Fuku Spo – 福岡ソフトバンクホークス/甲斐野 央
甲斐野 央(かいの ひろし・背番号20)
後半戦に頼もしい存在が復帰!
フォームの改良で生まれ変わった甲斐野が孤高の投手を目指す
ルーキーイヤーに中継ぎの一角を担い、チーム最多の登板数を記録した甲斐野が、手術やリハビリなどの長い戦いを経て、1年半ぶりに一軍復帰した。フォームの改良に着手し、生まれ変わった甲斐野。球界を代表する唯一無二の存在になるべく、新たなスタートを切る。
長かったリハビリを経て 久しぶりの1軍マウンドへ
右肘の故障から約1年半ぶりに一軍に復帰しました。多くの方に「おかえりなさい」と言われたことが、何より嬉しかったですね。久しぶりにペイペイドームのマウンドに立った時は、率直に「長かったな」と思いました。その間、チームには迷惑をかけましたが、復帰後もリードしている場面で登板させてもらったり、ホールドが付いたり…本当に感謝しかないですね。
学生時代は一度も大きな怪我をしたことがなかったので、故障してしばらくは戸惑いがありました。休めば治るという状況でもなく、これからもプロ野球選手として走り続けるには、何かを変えないといけない時期にぶつかっていたんですよね。
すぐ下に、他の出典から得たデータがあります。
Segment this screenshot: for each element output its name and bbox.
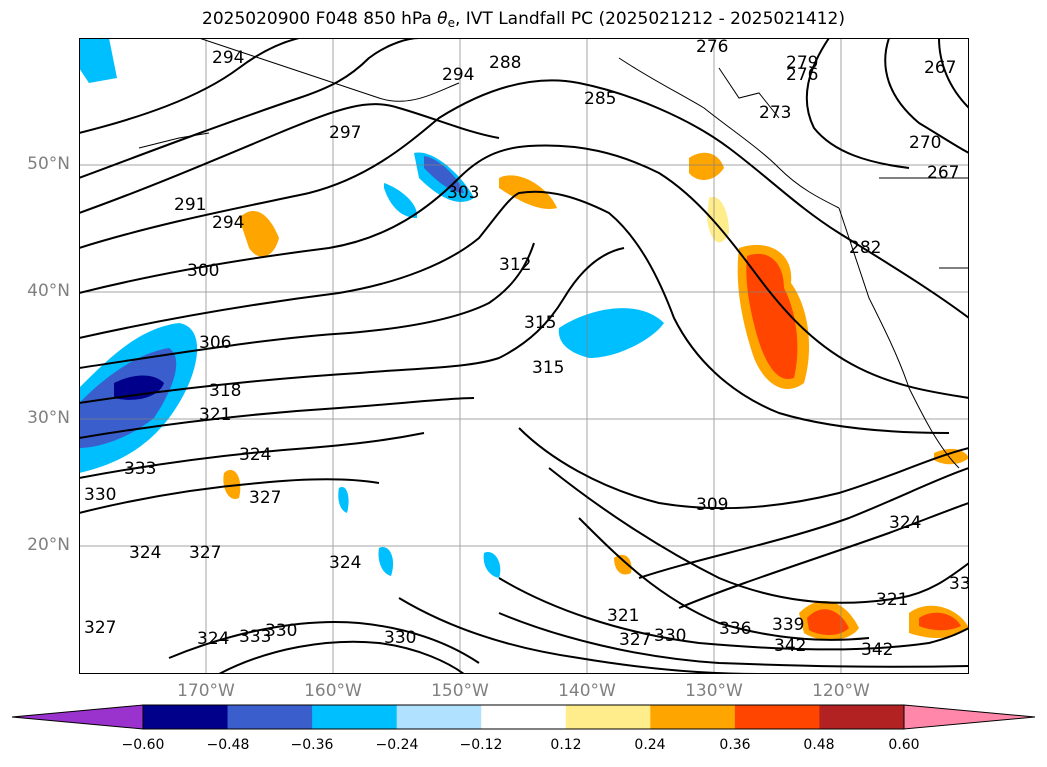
contour-label: 306 [199,333,231,353]
colorbar [11,704,1036,730]
colorbar-tick: 0.60 [888,737,920,753]
contour-label: 315 [524,313,556,333]
contour-label: 300 [187,261,219,281]
contour-label: 267 [924,58,956,78]
contour-label: 330 [265,621,297,641]
contour-label: 330 [384,628,416,648]
contour-label: 294 [212,213,244,233]
lon-label: 120°W [812,681,870,701]
contour-label: 309 [696,495,728,515]
contour-label: 342 [861,640,893,660]
colorbar-segment [481,705,567,729]
colorbar-tick: −0.36 [290,737,334,753]
contour-label: 321 [607,606,639,626]
contour-label: 333 [124,459,156,479]
lat-label: 20°N [27,535,70,555]
contour-label: 279 [786,53,818,73]
contour-label: 276 [696,38,728,57]
contour-label: 324 [889,513,921,533]
colorbar-segment [396,705,482,729]
contour-label: 339 [772,615,804,635]
lat-label: 50°N [27,154,70,174]
colorbar-segment [734,705,820,729]
colorbar-frame [142,704,905,730]
lon-label: 150°W [431,681,489,701]
colorbar-segment [819,705,905,729]
contour-label: 321 [199,405,231,425]
lat-label: 40°N [27,281,70,301]
contour-label: 294 [212,48,244,68]
contour-label: 324 [239,445,271,465]
map-title: 2025020900 F048 850 hPa θe, IVT Landfall… [202,9,845,30]
colorbar-tick: −0.48 [206,737,250,753]
contour-label: 288 [489,53,521,73]
contour-label: 33 [949,574,969,594]
contour-labels: 294 294 288 285 276 279 276 273 267 270 … [84,38,969,660]
colorbar-extend-right [903,704,1036,730]
contour-label: 336 [719,619,751,639]
contour-label: 282 [849,238,881,258]
contour-label: 267 [927,163,959,183]
contour-label: 324 [129,543,161,563]
contour-label: 321 [876,590,908,610]
colorbar-extend-left [11,704,144,730]
colorbar-tick: 0.36 [719,737,751,753]
contour-label: 327 [619,630,651,650]
colorbar-segment [565,705,651,729]
colorbar-segment [227,705,313,729]
colorbar-segment [650,705,736,729]
lat-label: 30°N [27,408,70,428]
lon-label: 170°W [177,681,235,701]
contour-label: 324 [197,629,229,649]
contour-label: 330 [654,626,686,646]
contour-label: 330 [84,485,116,505]
contour-label: 342 [774,636,806,656]
contour-label: 294 [442,65,474,85]
colorbar-segment [143,705,229,729]
contour-label: 324 [329,553,361,573]
map-panel: 294 294 288 285 276 279 276 273 267 270 … [79,38,969,674]
coastlines [138,38,969,469]
colorbar-tick: −0.24 [375,737,419,753]
contour-label: 276 [786,65,818,85]
contour-label: 297 [329,123,361,143]
lon-label: 160°W [304,681,362,701]
contour-label: 315 [532,358,564,378]
colorbar-tick: 0.24 [634,737,666,753]
colorbar-tick: −0.12 [459,737,503,753]
contour-label: 327 [249,488,281,508]
colorbar-tick: 0.12 [550,737,582,753]
contour-label: 285 [584,89,616,109]
contour-label: 333 [239,627,271,647]
colorbar-segment [312,705,398,729]
theta-e-contours [79,38,969,674]
lon-label: 130°W [685,681,743,701]
colorbar-tick: 0.48 [803,737,835,753]
map-frame [79,38,969,674]
contour-label: 273 [759,103,791,123]
colorbar-tick: −0.60 [121,737,165,753]
contour-label: 270 [909,133,941,153]
contour-label: 327 [189,543,221,563]
contour-label: 327 [84,618,116,638]
contour-label: 303 [447,183,479,203]
lon-label: 140°W [558,681,616,701]
contour-label: 318 [209,381,241,401]
shaded-regions [79,38,969,640]
contour-label: 291 [174,195,206,215]
contour-label: 312 [499,255,531,275]
graticule [79,38,969,674]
その中で、大きかったのは千賀(滉大)さんの存在ですね。リハビリに入ってから約1年後の昨年12月に患部の手術を受けたんですが、それでも気持ちが上がらず…。何をどうすればいいのか悩んでいる時に、千賀さんから人としてとか、投げることとか、フォームの考え方を少し教えてもらって。「何の知識もなく、良くなって、悪くなってを繰り返しながら、良い状態をキープするように頑張るより、悪くなるのは原因があるんだから、そこに意識を向けた方がいいんじゃないか」って言われて。千賀さんって多くを語る人ではないので、「あとは自分で考えろ」って最後の答えまでは教えてくれなかったんですが、それで目が覚めましたね。その後は、めちゃくちゃ体の勉強をしました。一番力を入れたのは、自分の体の根本を知ることと投球フォームです。頭がパンクするんじゃないか!と思うぐらい悩みましたけど、ファーム投手統括コーチの倉野(信次)さんや同じく二軍の田之上慶三郎投手コーチと相談しながらフォームを改良してからは、2週間ぐらいで自分のものになってきたという感覚が掴めました。以前に戻ったというより、新しく手に入れたという感じの方が大きくて。実践感覚が戻ってきた最近では、満点に近いフォームで投げられるようになっています。騙し騙し投げていた頃とは、感覚的にも全く違いますね。
日本一に向かって 全力投球を誓う
もともとホークスの中継ぎは雰囲気がすごくいいんですが、首脳陣からは「僕が帰ってきてから、すごくいい雰囲気になった」と言われています。自分でも全くその通りだなと思っています(笑)。先輩方は僕のことが大好きなんですよ。僕も好きなので、相思相愛がいい雰囲気にしているのかなって思いますね。今の中継ぎは若鷹が増えているし、みんな元気がいいので、負けられないですよね。日本一の投手陣の中でも、絶対的なポジションを確立するというのが今後の目標です。調子がいいから使ってもらえるような投手ではなく、一人突出した選手。いないと困ると思われるような選手を目指していきます。試合も残り少なくなってきましたが、僕たちは常勝軍団だと思っているので、最後まで優勝するというビジョンに向かって全力で戦っていきます。ファンの皆さんにもそう信じて応援していただきたいですし、僕の力は微々たるものですが、任された試合は全力で投げていきますので、引き続きの応援よろしくお願いします!
<編集部からのQ&A>
Q.幸せを感じる瞬間は?
A.帰ったら奥さん待ってくれていることですかね。食事も栄養のことを考えて作ってくれますし、リハビリ中も変わらず応援してくれたので、期待に応えたいと思っています。
Q.お気に入りの飲食店を教えて!
A.もつ鍋が好きですね。関西出身なので、ホークスに入ってから、よく食べるようになりました。天神にある「田しゅう」の醤油味がお気に入りです。
<プロフィール>
2018年ドラフト1巡目でホークスに入団。2019年にルーキーながら65試合に登板し、26ホールド8セーブと大活躍。プレミア12で日本代表にも招集された。翌年春に右肘を故障。長いリハビリ期間を経て、今年7月に一軍復帰。